We believe in the intelligence of those who are doing and negotiating the grounded work in communities. You are the ones who have to understand the patterns of your operating environments—what it will mean if this philanthropic leader leaves her post, or if that organization embarrasses itself, or if such and such city decides that the CDBG money is needed for sidewalk repair instead of housing. You watch all of these interconnected dynamics, and if you are worth your salt, sometimes you understand what that will mean for the work you do.
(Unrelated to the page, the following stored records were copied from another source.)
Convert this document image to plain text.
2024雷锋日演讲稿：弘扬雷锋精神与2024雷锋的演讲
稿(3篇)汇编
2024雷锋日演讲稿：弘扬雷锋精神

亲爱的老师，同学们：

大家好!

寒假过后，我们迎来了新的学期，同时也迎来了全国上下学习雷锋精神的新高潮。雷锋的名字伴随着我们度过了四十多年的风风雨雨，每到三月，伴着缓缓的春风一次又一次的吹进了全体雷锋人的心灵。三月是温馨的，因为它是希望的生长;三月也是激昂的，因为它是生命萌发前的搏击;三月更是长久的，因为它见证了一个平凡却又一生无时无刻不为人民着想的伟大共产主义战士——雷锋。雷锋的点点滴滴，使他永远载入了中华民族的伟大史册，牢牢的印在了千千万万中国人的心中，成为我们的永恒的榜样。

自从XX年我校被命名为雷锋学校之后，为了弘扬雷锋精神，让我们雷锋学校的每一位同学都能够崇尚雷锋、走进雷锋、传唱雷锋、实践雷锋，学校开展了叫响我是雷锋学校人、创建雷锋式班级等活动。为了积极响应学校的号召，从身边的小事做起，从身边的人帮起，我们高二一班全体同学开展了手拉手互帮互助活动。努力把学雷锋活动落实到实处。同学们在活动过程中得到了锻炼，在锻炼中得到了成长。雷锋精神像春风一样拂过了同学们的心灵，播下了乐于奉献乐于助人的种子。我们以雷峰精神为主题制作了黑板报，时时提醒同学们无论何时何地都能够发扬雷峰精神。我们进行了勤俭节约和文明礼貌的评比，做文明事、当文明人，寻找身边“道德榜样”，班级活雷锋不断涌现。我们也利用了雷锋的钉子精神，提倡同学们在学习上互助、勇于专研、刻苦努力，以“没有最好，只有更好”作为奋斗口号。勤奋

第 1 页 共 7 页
But there may be context, knowledge, and ideas beyond your sight line and in someone else’s community that may be useful. Maybe someone else has fought a similar fight or faced a similar situation. Maybe there is a larger trend that you need to keep your eye on. This integrated and constantly advancing knowledge is what the newswire is for.
The newswire is a sensing mechanism that is one based in large part in the network of our newswire writers, who are distributed around the country and in various fields. This model makes us very smart—even, sometimes, prescient—because our writers, who are also our readers are.
In fact, this collaborative journalism model is NPQ’s “competitive” advantage.
P.S. Make sure you listen to this version of the song “Which Side Are You On?” (referred to in the abovementioned newswire) because it is sung by the author who penned it in 1931.